- By David BoscoDavid Bosco is a Foreign Policy contributing editor and assistant professor at American University's School of International Service. He is at work on a book about the International Criminal Court's first decade.
Much of the analysis of this year’s UN General Assembly meetings has depicted an organization fighting for relevance, fending off obsolescence, and trying to keep new international fora—notably the G-20— from displacing it. Count me as skeptical about the skepticism. No organization has ever been declared dead as often as the UN. Just in the post-Cold War period, a host of crises have been cited as the effective end of the organization: from Bosnia to Rwanda to Iraq and Darfur. Looking at the broad sweep of the organization’s history, there have been much, much darker periods. The mid-1980s, for example, were particularly grim years for the organization.

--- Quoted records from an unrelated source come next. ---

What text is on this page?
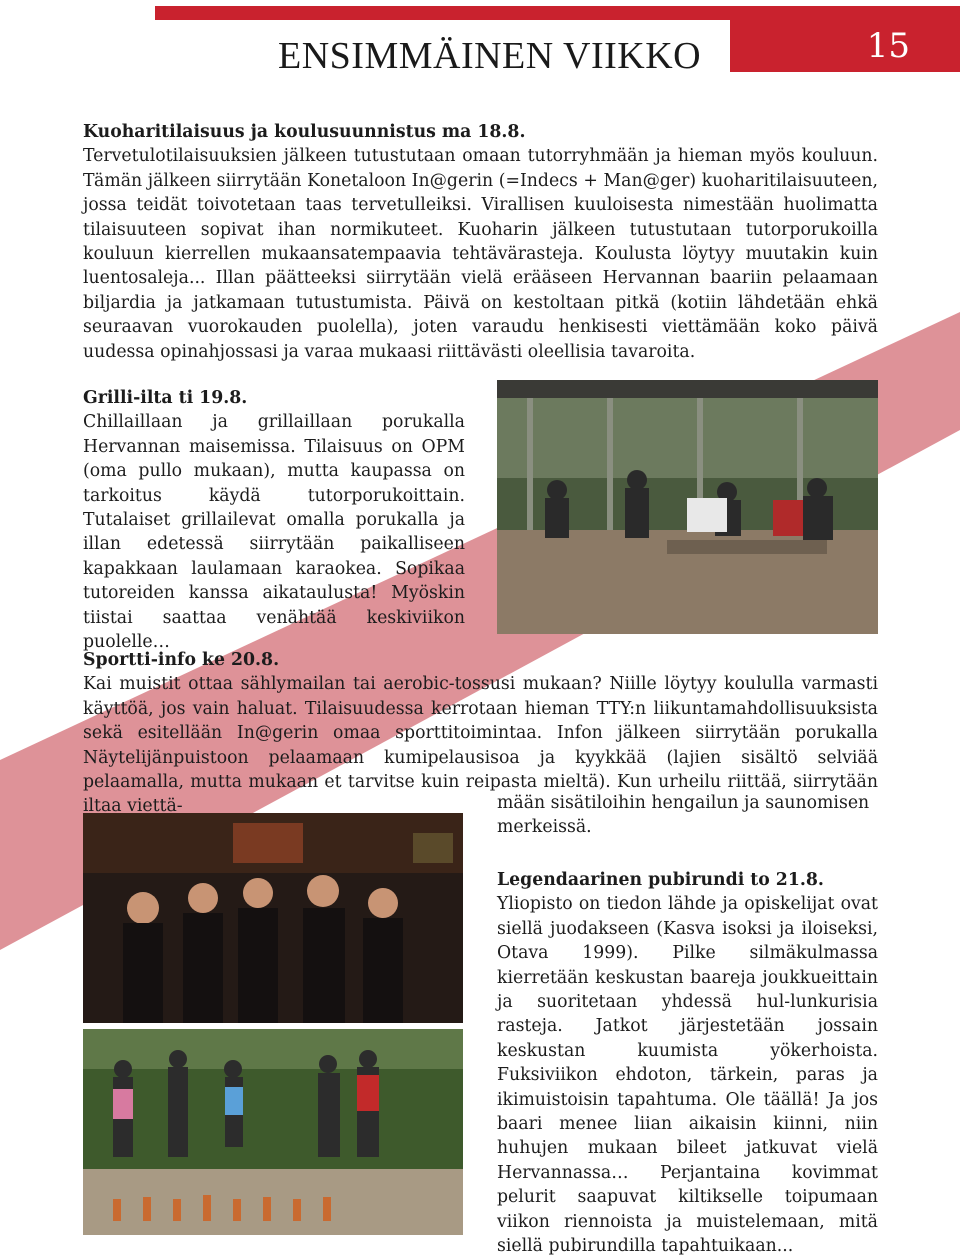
15
ENSIMMÄINEN VIIKKO
Kuoharitilaisuus ja koulusuunnistus ma 18.8.
Tervetulotilaisuuksien jälkeen tutustutaan omaan tutorryhmään ja hieman myös kouluun. Tämän jälkeen siirrytään Konetaloon In@gerin (=Indecs + Man@ger) kuoharitilaisuuteen, jossa teidät toivotetaan taas tervetulleiksi. Virallisen kuuloisesta nimestään huolimatta tilaisuuteen sopivat ihan normikuteet. Kuoharin jälkeen tutustutaan tutorporukoilla kouluun kierrellen mukaansatempaavia tehtävärasteja. Koulusta löytyy muutakin kuin luentosaleja... Illan päätteeksi siirrytään vielä erääseen Hervannan baariin pelaamaan biljardia ja jatkamaan tutustumista. Päivä on kestoltaan pitkä (kotiin lähdetään ehkä seuraavan vuorokauden puolella), joten varaudu henkisesti viettämään koko päivä uudessa opinahjossasi ja varaa mukaasi riittävästi oleellisia tavaroita.
Grilli-ilta ti 19.8.
Chillaillaan ja grillaillaan porukalla Hervannan maisemissa. Tilaisuus on OPM (oma pullo mukaan), mutta kaupassa on tarkoitus käydä tutorporukoittain. Tutalaiset grillailevat omalla porukalla ja illan edetessä siirrytään paikalliseen kapakkaan laulamaan karaokea. Sopikaa tutoreiden kanssa aikataulusta! Myöskin tiistai saattaa venähtää keskiviikon puolelle…
Sportti-info ke 20.8.
Kai muistit ottaa sählymailan tai aerobic-tossusi mukaan? Niille löytyy koululla varmasti käyttöä, jos vain haluat. Tilaisuudessa kerrotaan hieman TTY:n liikuntamahdollisuuksista sekä esitellään In@gerin omaa sporttitoimintaa. Infon jälkeen siirrytään porukalla Näytelijänpuistoon pelaamaan kumipelausisoa ja kyykkää (lajien sisältö selviää pelaamalla, mutta mukaan et tarvitse kuin reipasta mieltä). Kun urheilu riittää, siirrytään iltaa viettä-	mään sisätiloihin hengailun ja saunomisen merkeissä.
Legendaarinen pubirundi to 21.8.
Yliopisto on tiedon lähde ja opiskelijat ovat siellä juodakseen (Kasva isoksi ja iloiseksi, Otava 1999). Pilke silmäkulmassa kierretään keskustan baareja joukkueittain ja suoritetaan yhdessä hul-lunkurisia rasteja. Jatkot järjestetään jossain keskustan kuumista yökerhoista. Fuksiviikon ehdoton, tärkein, paras ja ikimuistoisin tapahtuma. Ole täällä! Ja jos baari menee liian aikaisin kiinni, niin huhujen mukaan bileet jatkuvat vielä Hervannassa… Perjantaina kovimmat pelurit saapuvat kiltikselle toipumaan viikon riennoista ja muistelemaan, mitä siellä pubirundilla tapahtuikaan...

One particular thread of the declinist conversation has the G-20 effectively displacing the UN. A case in point is this analysis from Bloomberg. It cites the decisions of leaders like Brazil’s Lula, Britain’s Cameron, and Russia’s Medvedev to skip the General Assembly meetings as evidence of the organization’s decline:
British Prime Minister David Cameron and Brazilian President Luiz Inacio Lula da Silva, whose countries both sit on the UN Security Council, won’t be in New York. Nor will Russian President Dmitry Medvedev and Prime Minister Vladimir Putin. Chinese President Hu Jintao is skipping the UN week, handing off the duty to Premier Wen Jiabao. “The UN is where you give a speech but there’s no group meeting,” said Jeffrey Shafer, who organized Group of Eight meetings as President Bill Clinton’s “sherpa” or personal representative to the gatherings. “The G-20 will have a more focused agenda than the UN, and it shows the primacy of the economic agenda.”
First, the case for the UN’s relevance has never really revolved around the role of the General Assembly. That unwieldy body was pushed to the margins on most security issues decades ago. The fact that the UN now comprises more than 190 states means that General Assembly meetings have become increasingly chaotic. It’s hardly surprising that some national leaders have chosen to skip the proceedings. The case for the UN’s continuing relevance is strongest on security issues and via the institution of the Security Council. And there’s plenty of reason to doubt that the G-20 is ready to displace the Council.
First, the G-20’s agenda is almost exclusively financial in nature. Economic issues may have priority now, but they won’t always. When a major security issue, such as Iran, becomes central, so too does the Security Council. True, the G-20 could start to become an important informal place for discussing security challenges. The G-8 itself occasionally played that role, most notably during the 1999 Kosovo crisis. Diplomats involved during that episode cited the forum’s flexibility and informality as key advantages. But even then, the action returned to the Security Council, in large part because the G-8 has no formal legal power and the Security Council does. When it comes to securing legitimacy for some international initiative, the Council is still at the top of the heap.
There’s another important point: the G-20 is large, and it’s not yet clear how manageable it is as a regular forum for major-power discussion and debate. For all its deficiencies, the Security Council’s inner circle of the permanent five (sometimes, as with Iran, informally expanded to include another state like Germany) is a much more convenient forum for structuring international responses on security issues. And the P5 are going to fight to retain their privileges; witness their stiff-arming of Turkey and Brazil during the Iran sanctions debate. Like it or not, the UN is sticking around.